Anne looked sadly down. “So he too has failed to grasp what he reached for. Does nobody grasp it?”
“Once upon a time we were all revolutionaries,” said Walter, “for is not youth a revolution in itself? We are all borne to the executioner: one for a thought, the other for a dream, and ... all of us for love. It sounds mad, but it is so. Man must die many deaths in himself to be able to live. I was just the same as the others and those that are young to-day are as we were in old times. In its unlimited conceit youth of every age believes that it has discovered the rising of the sun and all youth shouts vehemently that its sun will never set. That is as it ought to be. When the sun comes to set, the youth of another age believes the same thing. Men drop out, but their faith remains in others, and in others again, and that is the thing that matters.”

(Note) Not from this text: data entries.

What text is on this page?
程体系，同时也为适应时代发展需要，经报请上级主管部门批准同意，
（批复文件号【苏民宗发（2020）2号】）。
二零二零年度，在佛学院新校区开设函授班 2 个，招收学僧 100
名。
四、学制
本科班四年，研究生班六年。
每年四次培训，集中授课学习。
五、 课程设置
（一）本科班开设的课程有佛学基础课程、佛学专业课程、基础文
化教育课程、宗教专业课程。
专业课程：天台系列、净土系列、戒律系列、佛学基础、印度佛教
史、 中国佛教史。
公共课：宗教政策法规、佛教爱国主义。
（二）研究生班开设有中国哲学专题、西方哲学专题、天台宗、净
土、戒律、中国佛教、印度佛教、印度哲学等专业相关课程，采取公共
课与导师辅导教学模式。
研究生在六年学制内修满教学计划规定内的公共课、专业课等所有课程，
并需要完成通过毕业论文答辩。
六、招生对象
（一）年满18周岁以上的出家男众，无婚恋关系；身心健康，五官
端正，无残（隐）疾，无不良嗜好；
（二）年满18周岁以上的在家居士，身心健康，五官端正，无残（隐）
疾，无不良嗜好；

It seemed to Anne, that Adam Walter, who once, when he was young, had guided her thoughts to freedom, now taught her the art of compromise.
Again Walter attempted to be ironical, but his voice failed him.
“Man is full of colours, brilliant colours, when he starts. They all wear off. Only grey remains. The awful grey spreads and becomes greyer and greyer till it covers the man and his life.”
“Oh, Walter, how sad all this is....”
“To me it is sad no more. I have got over it. Don’t be sorry for me, please. Even for the grey people there are still some lovely things in this world. The grey ones see other people’s colours. They alone can see them truly. Since I have renounced creating myself, I enjoy peacefully, profoundly, other people’s creations. Before, I was aggressive and impatient, now I love even Schumann and Schubert, and all those who have dreamed and who woke from their dreams.”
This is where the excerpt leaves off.